Furthermore, it boggles my mind that we've sung for over a hundred thousand people in the past three months! I don't even know how many people we sang for in Atlantic City or on tour in the Spring, but I'm sure it's a fair amount. Three years ago, I was substitute teaching with a hazy idea of what I really wanted to do professionally floating in my head (it wasn't that fun, in retrospect), teaching the occasional guitar or voice lesson (that was!), getting emails from Randy about the exponential amount of hits the 12 Days video was getting on YouTube. Frankly, I was growing weary of the updates after the fifth email from The Randawg. Until, that is, I got a message from him telling me that I had to call him back "right away" (something about the group getting back together...). Flash forward three years and here we are. Time flies when you're doing what you love, I guess.
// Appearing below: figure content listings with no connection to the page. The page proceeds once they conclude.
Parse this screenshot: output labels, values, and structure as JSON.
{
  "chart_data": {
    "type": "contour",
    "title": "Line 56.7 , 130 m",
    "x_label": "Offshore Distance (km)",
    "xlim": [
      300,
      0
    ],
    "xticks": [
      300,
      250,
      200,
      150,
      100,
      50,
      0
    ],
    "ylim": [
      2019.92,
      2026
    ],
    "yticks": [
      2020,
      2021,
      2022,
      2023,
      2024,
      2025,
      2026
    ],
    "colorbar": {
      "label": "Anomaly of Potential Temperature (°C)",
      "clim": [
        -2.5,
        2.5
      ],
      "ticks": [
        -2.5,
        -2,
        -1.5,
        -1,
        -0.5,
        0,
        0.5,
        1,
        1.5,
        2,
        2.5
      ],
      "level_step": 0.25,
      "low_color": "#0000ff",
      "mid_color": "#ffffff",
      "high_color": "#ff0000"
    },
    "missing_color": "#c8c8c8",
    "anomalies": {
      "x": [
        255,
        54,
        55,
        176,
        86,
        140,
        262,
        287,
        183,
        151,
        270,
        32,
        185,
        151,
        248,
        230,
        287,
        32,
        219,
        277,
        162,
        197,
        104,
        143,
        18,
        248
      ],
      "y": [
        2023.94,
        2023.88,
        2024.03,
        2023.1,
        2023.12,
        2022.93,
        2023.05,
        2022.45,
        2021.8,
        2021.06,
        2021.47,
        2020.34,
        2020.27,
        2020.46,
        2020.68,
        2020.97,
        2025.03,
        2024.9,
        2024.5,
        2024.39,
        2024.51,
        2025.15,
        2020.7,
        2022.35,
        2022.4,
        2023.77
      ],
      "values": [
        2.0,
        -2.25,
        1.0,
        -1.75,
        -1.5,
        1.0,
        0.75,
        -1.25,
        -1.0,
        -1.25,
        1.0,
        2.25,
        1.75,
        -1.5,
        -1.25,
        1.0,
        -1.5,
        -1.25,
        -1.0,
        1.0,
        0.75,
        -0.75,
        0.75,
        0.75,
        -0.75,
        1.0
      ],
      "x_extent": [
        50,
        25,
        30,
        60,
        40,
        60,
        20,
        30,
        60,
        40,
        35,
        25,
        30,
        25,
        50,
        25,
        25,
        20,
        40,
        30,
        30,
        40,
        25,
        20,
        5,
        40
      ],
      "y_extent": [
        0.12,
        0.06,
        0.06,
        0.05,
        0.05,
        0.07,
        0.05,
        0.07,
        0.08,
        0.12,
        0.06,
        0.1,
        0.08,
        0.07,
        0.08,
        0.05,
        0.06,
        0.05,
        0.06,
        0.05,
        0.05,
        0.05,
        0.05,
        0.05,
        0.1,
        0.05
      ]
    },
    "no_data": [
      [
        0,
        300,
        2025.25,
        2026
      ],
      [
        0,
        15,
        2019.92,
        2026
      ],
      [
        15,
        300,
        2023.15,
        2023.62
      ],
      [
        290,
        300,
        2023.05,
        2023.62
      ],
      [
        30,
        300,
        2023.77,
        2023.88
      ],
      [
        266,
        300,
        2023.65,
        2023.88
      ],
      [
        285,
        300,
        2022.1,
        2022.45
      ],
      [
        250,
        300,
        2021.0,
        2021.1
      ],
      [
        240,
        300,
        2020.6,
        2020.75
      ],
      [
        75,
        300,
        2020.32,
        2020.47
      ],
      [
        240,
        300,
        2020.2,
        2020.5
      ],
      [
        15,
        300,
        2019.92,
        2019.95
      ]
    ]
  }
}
Doing what we love comes with a cost for each of us, though (emotionally speaking, that is). It's always hard to be away from home; for everyone involved, not just us. I'm always reminded, though, that we don't have it that tough at all in comparison to many folks out there who are out of work, have family members serving overseas for months on end, or are fighting private battles of their own of health issues and hardship. Tonight, 45 minutes before our show, I'm grateful for this opportunity, for the finish line that is being home with our loved ones being well in sight, and for how sweet it will be to wrap this tour up with my 9 closest guys over the next week. Wish us luck, continue to send your prayers and encouragement for safe travels and healthy voices, and feel free to sing along if you're at a show.
Just not too loud ;)
Time for me to get back to the venue! Thanks for stopping by.